The nondifferentiability of Weierstrass' function (Q1198799)

In 1872, Weierstrass proved that the function \[ f(x)=\sum^ \infty_{n=0}a^ n\cos(b^ n\pi x), \] where \(b\) is an odd integer, \(0<a<1\), and \(ab>1+3\pi/2\), is not differentiable for any value of \(x\). Weierstrass' result has since been generalized rather widely by a number of authors, who considered functions of the general forms: \[ C(x)=\sum^ \infty_{n=0}a_ n\cos(b_ nx)\quad\text{ and } S(x)=\sum^ \infty_{n=0}a_ n\sin(b_ nx) \] where the \(a\)'s and \(b\)'s are positive, the series \(\sum a_ n\) is convergent, and the \(b\)'s increase steadily and with more than a certain rapidity.
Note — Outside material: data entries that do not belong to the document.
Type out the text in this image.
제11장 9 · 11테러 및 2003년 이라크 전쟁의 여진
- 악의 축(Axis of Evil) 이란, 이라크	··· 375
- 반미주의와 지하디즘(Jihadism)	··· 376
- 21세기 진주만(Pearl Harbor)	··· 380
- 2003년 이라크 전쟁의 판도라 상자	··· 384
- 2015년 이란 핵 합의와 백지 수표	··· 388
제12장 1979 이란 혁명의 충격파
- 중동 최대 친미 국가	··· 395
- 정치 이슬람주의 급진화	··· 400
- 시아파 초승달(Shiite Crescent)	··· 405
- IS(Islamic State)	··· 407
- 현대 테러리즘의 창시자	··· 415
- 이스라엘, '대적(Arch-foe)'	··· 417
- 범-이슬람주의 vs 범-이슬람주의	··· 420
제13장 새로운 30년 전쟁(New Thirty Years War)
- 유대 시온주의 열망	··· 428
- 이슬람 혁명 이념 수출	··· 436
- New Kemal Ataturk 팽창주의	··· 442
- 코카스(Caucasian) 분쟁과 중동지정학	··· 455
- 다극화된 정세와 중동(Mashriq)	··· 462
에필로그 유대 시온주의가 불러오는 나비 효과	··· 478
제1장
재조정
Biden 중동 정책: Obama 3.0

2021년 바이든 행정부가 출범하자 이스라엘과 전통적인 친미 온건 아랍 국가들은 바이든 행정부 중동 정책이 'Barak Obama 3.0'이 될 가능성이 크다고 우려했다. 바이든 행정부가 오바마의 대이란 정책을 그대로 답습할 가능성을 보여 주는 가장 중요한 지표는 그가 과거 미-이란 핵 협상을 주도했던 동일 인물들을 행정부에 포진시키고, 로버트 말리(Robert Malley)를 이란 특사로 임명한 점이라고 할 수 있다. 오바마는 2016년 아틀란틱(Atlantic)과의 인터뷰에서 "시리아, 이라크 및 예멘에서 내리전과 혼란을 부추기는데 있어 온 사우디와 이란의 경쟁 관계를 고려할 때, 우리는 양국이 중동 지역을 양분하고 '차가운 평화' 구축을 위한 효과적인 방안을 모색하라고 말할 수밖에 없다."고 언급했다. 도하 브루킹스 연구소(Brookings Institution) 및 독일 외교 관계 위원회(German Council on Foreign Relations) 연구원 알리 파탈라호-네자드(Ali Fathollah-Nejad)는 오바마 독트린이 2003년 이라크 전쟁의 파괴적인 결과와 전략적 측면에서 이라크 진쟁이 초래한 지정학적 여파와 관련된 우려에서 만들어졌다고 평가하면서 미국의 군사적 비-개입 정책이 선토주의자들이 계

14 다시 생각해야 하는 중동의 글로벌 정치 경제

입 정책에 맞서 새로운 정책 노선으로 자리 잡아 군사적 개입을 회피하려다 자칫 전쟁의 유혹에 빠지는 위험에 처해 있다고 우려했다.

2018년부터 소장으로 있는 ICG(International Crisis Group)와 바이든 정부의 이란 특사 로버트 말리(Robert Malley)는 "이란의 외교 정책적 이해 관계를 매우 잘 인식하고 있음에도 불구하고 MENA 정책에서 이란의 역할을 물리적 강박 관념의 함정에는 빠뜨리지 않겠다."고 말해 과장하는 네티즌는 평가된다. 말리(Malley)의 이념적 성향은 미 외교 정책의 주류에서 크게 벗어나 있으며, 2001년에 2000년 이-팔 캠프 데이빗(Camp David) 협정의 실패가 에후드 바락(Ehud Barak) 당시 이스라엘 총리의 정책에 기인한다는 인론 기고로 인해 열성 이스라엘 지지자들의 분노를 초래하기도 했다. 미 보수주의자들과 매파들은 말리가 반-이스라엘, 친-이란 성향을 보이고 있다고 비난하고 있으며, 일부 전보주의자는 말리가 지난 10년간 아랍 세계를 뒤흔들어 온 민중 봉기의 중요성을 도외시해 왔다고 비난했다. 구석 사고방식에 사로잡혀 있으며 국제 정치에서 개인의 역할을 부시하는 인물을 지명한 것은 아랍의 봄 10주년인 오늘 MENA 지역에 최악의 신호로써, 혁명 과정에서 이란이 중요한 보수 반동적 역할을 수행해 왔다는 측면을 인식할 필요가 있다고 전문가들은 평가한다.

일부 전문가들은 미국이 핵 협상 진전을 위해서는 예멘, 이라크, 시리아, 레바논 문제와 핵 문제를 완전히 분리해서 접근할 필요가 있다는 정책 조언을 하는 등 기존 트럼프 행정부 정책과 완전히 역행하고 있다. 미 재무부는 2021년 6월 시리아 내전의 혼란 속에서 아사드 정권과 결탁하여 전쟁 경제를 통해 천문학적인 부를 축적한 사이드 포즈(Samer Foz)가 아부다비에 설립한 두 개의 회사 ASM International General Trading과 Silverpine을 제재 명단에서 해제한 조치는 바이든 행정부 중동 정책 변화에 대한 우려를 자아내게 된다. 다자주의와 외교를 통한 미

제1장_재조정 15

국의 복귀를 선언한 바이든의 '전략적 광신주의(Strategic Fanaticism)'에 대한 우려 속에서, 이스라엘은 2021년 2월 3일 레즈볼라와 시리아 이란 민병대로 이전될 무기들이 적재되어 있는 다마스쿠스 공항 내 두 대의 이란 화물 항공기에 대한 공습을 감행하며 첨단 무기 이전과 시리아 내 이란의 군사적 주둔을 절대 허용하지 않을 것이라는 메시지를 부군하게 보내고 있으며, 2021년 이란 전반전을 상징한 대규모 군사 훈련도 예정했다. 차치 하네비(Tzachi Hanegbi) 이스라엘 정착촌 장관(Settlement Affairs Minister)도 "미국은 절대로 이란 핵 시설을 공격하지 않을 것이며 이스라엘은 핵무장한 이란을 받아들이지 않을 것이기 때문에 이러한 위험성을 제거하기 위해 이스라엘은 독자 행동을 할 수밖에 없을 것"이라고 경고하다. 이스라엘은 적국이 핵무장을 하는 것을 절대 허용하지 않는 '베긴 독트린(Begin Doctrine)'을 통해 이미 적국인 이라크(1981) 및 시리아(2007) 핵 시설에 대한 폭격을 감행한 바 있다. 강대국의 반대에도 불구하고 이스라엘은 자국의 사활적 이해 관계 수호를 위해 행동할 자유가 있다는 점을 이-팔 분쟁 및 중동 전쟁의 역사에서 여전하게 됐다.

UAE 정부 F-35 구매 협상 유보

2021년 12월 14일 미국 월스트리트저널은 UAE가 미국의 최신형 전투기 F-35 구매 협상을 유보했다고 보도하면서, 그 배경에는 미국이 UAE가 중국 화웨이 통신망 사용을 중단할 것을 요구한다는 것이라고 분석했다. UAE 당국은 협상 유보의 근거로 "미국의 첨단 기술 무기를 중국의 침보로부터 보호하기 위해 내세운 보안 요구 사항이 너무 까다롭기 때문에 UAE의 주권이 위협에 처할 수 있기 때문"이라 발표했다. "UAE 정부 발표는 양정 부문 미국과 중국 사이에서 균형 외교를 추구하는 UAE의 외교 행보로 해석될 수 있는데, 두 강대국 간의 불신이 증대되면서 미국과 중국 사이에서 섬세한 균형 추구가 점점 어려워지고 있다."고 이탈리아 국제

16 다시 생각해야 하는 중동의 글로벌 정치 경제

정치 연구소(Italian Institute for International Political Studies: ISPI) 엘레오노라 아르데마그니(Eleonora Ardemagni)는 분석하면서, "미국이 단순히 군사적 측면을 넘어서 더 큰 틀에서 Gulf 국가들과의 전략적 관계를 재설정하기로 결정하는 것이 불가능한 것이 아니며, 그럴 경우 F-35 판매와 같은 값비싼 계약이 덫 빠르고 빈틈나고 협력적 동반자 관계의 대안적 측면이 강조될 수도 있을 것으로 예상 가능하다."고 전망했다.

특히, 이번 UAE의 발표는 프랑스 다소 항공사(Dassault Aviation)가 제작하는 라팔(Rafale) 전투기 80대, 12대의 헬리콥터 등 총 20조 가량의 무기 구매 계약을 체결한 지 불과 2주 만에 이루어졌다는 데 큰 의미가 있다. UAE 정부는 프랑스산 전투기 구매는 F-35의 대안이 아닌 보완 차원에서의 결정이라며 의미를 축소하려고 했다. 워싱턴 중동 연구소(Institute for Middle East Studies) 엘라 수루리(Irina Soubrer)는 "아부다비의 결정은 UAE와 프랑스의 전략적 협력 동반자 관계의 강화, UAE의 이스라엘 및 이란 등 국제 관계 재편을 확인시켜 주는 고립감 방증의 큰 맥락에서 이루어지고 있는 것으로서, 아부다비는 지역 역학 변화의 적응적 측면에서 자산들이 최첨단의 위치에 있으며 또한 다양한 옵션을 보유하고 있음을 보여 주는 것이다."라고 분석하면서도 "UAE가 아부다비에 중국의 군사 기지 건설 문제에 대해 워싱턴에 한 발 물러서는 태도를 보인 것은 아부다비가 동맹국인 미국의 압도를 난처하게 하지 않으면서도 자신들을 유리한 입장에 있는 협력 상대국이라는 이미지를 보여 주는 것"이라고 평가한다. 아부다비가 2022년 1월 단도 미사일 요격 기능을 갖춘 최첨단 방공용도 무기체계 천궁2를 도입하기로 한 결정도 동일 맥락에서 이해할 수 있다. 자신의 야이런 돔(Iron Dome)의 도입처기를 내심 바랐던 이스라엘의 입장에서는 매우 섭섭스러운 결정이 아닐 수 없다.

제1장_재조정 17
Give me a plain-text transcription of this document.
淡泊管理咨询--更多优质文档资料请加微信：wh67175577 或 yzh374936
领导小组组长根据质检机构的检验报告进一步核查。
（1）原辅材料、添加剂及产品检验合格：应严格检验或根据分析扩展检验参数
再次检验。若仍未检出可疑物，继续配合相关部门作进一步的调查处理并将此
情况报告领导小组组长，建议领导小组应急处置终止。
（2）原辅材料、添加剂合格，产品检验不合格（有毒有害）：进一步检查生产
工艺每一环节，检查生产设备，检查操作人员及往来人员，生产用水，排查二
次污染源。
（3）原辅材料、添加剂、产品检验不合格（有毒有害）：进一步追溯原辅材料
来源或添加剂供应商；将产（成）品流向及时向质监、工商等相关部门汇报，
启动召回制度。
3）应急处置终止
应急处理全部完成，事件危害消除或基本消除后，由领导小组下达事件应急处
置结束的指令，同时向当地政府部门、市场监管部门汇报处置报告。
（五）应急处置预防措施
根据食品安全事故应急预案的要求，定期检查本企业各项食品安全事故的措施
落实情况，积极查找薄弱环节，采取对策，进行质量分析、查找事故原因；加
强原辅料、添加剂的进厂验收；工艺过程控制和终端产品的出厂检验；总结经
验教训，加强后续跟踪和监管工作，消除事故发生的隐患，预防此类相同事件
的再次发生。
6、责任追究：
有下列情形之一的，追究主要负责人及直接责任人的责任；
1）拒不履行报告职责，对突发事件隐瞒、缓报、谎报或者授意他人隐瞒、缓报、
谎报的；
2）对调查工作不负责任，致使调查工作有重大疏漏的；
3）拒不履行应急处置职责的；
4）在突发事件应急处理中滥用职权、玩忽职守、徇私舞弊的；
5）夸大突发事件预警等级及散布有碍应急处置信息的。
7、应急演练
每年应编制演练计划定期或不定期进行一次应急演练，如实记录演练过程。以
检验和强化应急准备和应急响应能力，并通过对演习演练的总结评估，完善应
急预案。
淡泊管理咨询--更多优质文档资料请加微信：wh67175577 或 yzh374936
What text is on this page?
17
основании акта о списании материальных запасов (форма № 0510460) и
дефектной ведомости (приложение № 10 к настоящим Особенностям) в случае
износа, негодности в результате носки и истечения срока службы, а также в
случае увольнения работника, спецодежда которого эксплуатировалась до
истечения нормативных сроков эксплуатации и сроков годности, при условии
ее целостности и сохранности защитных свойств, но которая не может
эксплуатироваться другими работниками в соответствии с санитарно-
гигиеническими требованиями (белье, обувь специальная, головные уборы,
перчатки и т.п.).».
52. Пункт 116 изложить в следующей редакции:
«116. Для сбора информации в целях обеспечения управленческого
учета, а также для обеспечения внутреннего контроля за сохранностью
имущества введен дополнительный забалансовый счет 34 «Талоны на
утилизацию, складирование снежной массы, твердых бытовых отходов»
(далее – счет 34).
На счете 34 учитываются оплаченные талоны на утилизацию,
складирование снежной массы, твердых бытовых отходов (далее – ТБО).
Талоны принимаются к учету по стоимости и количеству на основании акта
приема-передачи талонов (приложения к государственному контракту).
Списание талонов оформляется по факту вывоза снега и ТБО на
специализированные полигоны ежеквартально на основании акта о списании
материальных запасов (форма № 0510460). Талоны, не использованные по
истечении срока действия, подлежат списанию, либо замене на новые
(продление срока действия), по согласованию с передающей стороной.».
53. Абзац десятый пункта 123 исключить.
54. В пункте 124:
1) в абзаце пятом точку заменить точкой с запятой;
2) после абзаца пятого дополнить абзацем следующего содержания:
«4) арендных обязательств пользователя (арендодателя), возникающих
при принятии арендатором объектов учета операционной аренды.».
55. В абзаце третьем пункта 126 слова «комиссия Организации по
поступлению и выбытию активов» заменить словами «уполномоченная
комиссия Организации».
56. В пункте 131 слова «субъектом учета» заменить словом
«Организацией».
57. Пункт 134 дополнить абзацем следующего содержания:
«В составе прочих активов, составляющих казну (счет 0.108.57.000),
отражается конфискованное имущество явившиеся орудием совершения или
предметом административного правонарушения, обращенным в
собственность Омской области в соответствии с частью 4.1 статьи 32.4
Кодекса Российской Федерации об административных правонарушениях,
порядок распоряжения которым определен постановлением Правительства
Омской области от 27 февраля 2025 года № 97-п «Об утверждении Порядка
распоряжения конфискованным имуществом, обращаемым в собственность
Following the monumental work on this subject by \textit{G. H. Hardy} [Trans. Am. Math. Soc. 17, 301- 325 (1916)], the present authors set \(a_ n=a^ n\) and \(b_ n=b^ n\), and discuss improvements upon some of the nondifferentiability conditions for \(C(x)\) and \(S(x)\) given by Hardy himself.